Posts Tagged astronomy

O Thick Wits, O Blind Watchers of the Sky

Everything changed right around the time of Johannes Kepler. Comets, against millennia of prior belief, were then discovered to be farther away than the moon. Aristotelian spheres had been shattered. Kepler’s Astronomia Nova announced his first two laws of planetary motion. 1: Planets moved in elliptical orbits. 2: Lines from the sun to each planet sweep out equal areas in equal times. Kepler’s deductions would have been impossible without the decades of meticulous data recorded by Tycho Brahe.

Then why was it Kepler who made these revelations, and not Tycho Brahe? The easy answer is that Johannes Kepler was a transcendent genius and Tycho Brahe was not. But that leaves out a bit that’s worth dissecting.

Brahe did something extraordinary. He made observational astronomy a precision science. Before him, astronomical measurements were uncertain by several arcminutes or worse. Tycho drove errors down toward a single arcminute. He used gigantic instruments, discipline, relentless correction and test/retest methodology. That sounds pedestrian compared to breaking Aristotle’s stronghold on thought, but it changed everything. Kepler later wrote that if Tycho’s data had been sloppier, circular orbits could have survived indefinitely.

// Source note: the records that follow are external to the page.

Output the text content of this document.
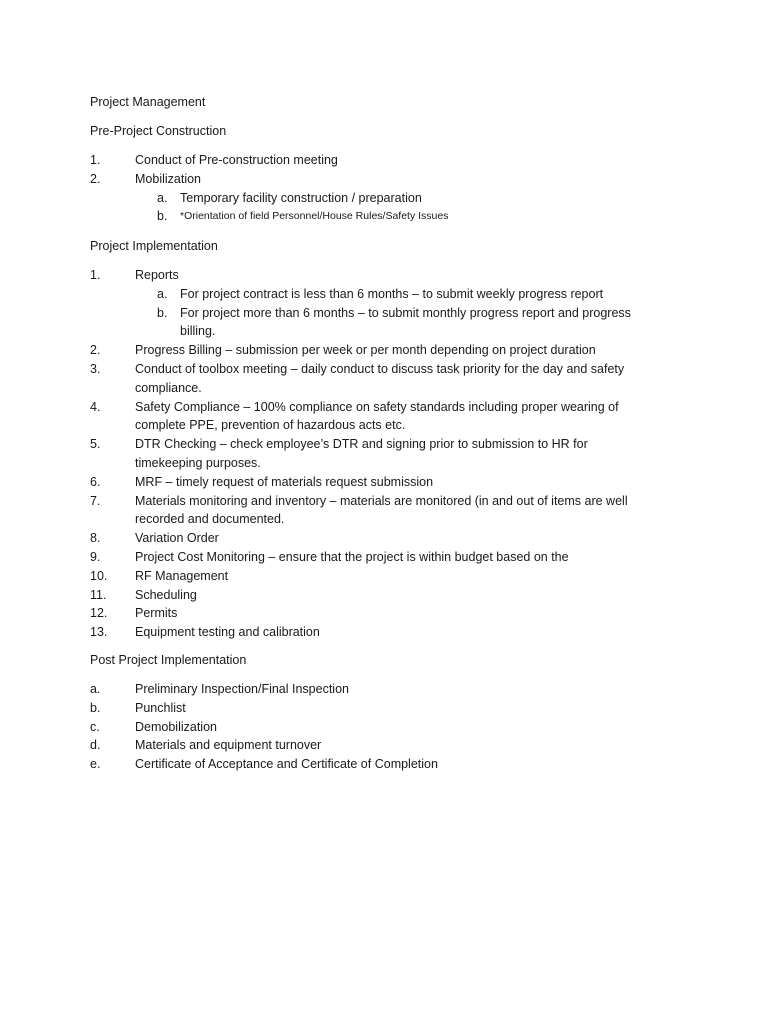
Project Management
Pre-Project Construction
1.	Conduct of Pre-construction meeting
2.	Mobilization
a.	Temporary facility construction / preparation
b.	*Orientation of field Personnel/House Rules/Safety Issues
Project Implementation
1.	Reports
a.	For project contract is less than 6 months – to submit weekly progress report
b.	For project more than 6 months – to submit monthly progress report and progress billing.
2.	Progress Billing – submission per week or per month depending on project duration
3.	Conduct of toolbox meeting – daily conduct to discuss task priority for the day and safety compliance.
4.	Safety Compliance – 100% compliance on safety standards including proper wearing of complete PPE, prevention of hazardous acts etc.
5.	DTR Checking – check employee’s DTR and signing prior to submission to HR for timekeeping purposes.
6.	MRF – timely request of materials request submission
7.	Materials monitoring and inventory – materials are monitored (in and out of items are well recorded and documented.
8.	Variation Order
9.	Project Cost Monitoring – ensure that the project is within budget based on the
10.	RF Management
11.	Scheduling
12.	Permits
13.	Equipment testing and calibration
Post Project Implementation
a.	Preliminary Inspection/Final Inspection
b.	Punchlist
c.	Demobilization
d.	Materials and equipment turnover
e.	Certificate of Acceptance and Certificate of Completion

The irony is that Tycho’s success probably trapped him intellectually. Tycho remained deeply committed to intuitive physics. Copernicanism didn’t feel right; the Earth obviously feels stationary. But his commitment was also because he took celestial physics seriously. If planets moved, what moved them? Why should Mars speed up and slow down? The Aristotelian-spheres model had indeed been cracked by the nova of 1572 and the comet of 1577. Tycho witnessed both of them. Yet, as a disciplined scholar, he wanted something mechanically intelligible in their place. His own geo-heliocentric system preserves much of the old psychological architecture: Earth central and stable, heavens ordered, motions essentially circular.

Kepler, who also initially resisted ellipses, was forced to face them. He became willing to sacrifice intuitive physics for mathematical truth. Radical. He spent years trying combinations of epicycles and ovals. The famous “eight minutes of arc” discrepancy in Mars’ orbit was decisive. Lesser minds would have dismissed it as measurement noise. For Kepler it was key. That required almost religious dedication to Tycho’s measurements.

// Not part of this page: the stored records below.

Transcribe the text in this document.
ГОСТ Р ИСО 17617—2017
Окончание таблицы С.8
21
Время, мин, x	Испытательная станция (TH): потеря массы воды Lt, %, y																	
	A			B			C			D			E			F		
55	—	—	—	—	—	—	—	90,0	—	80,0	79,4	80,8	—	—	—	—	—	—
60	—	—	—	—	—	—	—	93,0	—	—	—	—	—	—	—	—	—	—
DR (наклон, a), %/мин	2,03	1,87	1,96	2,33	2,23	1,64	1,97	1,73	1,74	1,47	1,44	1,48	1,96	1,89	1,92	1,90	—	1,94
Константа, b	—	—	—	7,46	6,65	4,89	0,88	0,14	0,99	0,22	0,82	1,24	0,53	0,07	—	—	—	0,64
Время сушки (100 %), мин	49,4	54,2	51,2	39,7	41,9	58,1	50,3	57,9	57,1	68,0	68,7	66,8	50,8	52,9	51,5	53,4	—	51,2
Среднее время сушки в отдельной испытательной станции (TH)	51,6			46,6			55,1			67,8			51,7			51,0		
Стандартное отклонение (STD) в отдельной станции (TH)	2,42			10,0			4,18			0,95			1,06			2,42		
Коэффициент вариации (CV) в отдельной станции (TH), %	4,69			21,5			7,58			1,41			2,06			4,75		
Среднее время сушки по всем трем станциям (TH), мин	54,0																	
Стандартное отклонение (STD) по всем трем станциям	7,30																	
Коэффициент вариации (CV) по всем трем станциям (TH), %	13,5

Tycho grew up in a world where uniform circular motion was a metaphysical necessity. Circles were perfection, ellipses ugly. They seemed accidental and earthly. Kepler belonged to the transitional generation for whom reality had to fit observations.

There’s something familiar here. Scientific revolutions, as Thomas Kuhn saw them, often involve two different personalities who are incapable of understanding each other. One creates reliable phenomena, another reinterprets them. Tycho made planetary motion precise enough to become a problem. Kepler solved the problem by abandoning assumptions Tycho held sacred.

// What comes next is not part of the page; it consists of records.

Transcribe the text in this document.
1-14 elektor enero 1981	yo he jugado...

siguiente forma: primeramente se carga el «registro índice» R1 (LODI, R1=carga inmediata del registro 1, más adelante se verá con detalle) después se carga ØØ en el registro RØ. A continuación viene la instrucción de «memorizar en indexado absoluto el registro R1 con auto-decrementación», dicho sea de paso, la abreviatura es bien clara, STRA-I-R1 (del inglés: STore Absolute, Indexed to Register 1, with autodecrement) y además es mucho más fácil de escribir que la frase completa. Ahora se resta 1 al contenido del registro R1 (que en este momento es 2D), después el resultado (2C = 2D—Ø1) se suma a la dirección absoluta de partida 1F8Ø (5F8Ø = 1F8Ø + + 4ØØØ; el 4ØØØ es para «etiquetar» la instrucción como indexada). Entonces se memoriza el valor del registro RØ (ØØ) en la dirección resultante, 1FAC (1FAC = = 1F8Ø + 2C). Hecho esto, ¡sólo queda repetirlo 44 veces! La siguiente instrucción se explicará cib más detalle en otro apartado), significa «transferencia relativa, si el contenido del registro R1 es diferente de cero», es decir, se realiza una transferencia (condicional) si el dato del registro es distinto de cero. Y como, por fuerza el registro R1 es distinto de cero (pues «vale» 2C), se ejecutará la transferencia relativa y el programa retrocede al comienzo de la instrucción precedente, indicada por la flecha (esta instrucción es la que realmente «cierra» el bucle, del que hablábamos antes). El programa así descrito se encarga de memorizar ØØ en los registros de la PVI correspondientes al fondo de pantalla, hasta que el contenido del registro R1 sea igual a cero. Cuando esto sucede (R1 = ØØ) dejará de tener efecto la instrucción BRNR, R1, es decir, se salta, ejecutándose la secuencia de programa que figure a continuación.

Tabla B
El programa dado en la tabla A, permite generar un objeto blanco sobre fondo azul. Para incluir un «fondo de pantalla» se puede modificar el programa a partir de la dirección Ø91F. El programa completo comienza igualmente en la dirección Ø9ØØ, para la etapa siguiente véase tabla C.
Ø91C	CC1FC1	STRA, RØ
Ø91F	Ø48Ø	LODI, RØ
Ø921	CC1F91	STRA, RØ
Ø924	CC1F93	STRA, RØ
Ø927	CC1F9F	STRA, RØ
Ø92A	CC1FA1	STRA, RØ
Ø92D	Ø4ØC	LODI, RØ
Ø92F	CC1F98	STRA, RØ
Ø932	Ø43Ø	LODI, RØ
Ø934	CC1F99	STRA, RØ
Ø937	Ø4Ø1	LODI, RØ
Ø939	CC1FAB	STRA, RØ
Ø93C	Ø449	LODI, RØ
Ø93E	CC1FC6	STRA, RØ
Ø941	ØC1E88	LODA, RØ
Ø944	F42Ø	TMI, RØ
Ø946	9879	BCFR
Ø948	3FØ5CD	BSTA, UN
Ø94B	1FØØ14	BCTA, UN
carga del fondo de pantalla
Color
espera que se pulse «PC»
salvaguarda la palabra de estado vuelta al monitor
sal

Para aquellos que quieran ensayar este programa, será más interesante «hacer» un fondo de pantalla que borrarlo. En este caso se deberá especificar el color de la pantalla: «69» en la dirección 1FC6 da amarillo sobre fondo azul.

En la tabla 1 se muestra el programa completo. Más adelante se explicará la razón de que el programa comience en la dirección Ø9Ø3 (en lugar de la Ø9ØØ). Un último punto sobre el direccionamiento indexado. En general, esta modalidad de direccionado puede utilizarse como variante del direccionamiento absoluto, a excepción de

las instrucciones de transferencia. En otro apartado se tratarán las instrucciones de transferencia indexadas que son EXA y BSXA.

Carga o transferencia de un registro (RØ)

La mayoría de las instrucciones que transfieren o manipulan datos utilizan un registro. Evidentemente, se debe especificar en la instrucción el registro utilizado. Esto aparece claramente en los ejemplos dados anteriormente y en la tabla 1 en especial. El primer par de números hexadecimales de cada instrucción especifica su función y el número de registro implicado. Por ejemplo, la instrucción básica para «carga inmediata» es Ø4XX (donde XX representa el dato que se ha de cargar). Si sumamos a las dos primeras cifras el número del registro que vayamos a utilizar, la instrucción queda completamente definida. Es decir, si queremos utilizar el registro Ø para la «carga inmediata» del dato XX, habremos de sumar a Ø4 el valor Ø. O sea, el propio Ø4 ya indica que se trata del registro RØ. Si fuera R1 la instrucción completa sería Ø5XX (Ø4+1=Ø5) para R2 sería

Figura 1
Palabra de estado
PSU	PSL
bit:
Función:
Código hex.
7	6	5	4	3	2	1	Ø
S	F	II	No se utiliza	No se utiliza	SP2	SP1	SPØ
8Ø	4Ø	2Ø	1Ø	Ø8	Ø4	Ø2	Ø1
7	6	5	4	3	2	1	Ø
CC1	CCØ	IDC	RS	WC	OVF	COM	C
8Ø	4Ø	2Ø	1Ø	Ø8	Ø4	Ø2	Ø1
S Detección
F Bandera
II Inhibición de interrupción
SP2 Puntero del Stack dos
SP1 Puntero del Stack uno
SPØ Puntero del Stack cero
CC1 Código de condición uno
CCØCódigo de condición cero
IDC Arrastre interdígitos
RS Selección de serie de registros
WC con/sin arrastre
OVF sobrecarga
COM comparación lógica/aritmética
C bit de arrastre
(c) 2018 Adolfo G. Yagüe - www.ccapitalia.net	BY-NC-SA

O crassa ingenia, O caecos coeli spectatores
“O thick wits, O blind watchers of the sky.”

Tycho wrote these words in the preface to De Nova Stella after the supernova of 1572. He hurled insults at scholars who refused to accept the implications of the “new star.” Aristotelian cosmology held the heavens to be changeless. Tycho measured the object carefully and showed it had no detectable parallax, meaning it was beyond the earth’s atmosphere. Aristotelian crystalline perfection was not.

Here is Tycho denouncing men who stare upward yet fail to see what is before them. Kepler later could have turned these words back on Tycho, who also stared directly at evidence having implications he refused to accept. His own measurements showed planetary motion was not circular, yet he remained committed to geometrically privileged circular motion.

Still, Tycho saw farther than his contemporaries. The subtlety here is easy to miss in “rational reconstruction” histories of science. Revolutionary evidence rarely announces its final meaning.

Tycho’s achievement was destructive before it was constructive. He demolished Aristotelianism with empirical rigor. That was enormous, and it happens often in science. The people who see anomalies often cannot reinterpret reality around them.

The tragedy and grandeur of transitional figures is that they can become prisoners of the conceptual worlds they destroy. Einstein is the obvious comparison. His work on light quanta brought the quantum revolution, yet he recoiled from indeterminacy and nonlocality: “God does not play dice.”

“Old fuddy-duddies” does not explain this. Einstein’s objections to quantum mechanics were profound and technically sophisticated. Tycho’s clutching a physically intelligible celestial order was not irrational.

Antoine Lavoisier and Lord Kelvin similarly opened doors they refused to pass through. We usually see Newton as immune to such reluctance. But consider: “That one body may act upon another at a distance through a vacuum… is to me so great an absurdity…” Sounds like Tycho.

Kepler and Bohr look prophetic in hindsight because history moved their way. Tycho lets us see the psychological cost of conceptual upheaval from the inside. Scientific revolutions are not merely logical sequences. They are struggles over what kinds of worlds some highly intelligent people can bear to inhabit while others cannot.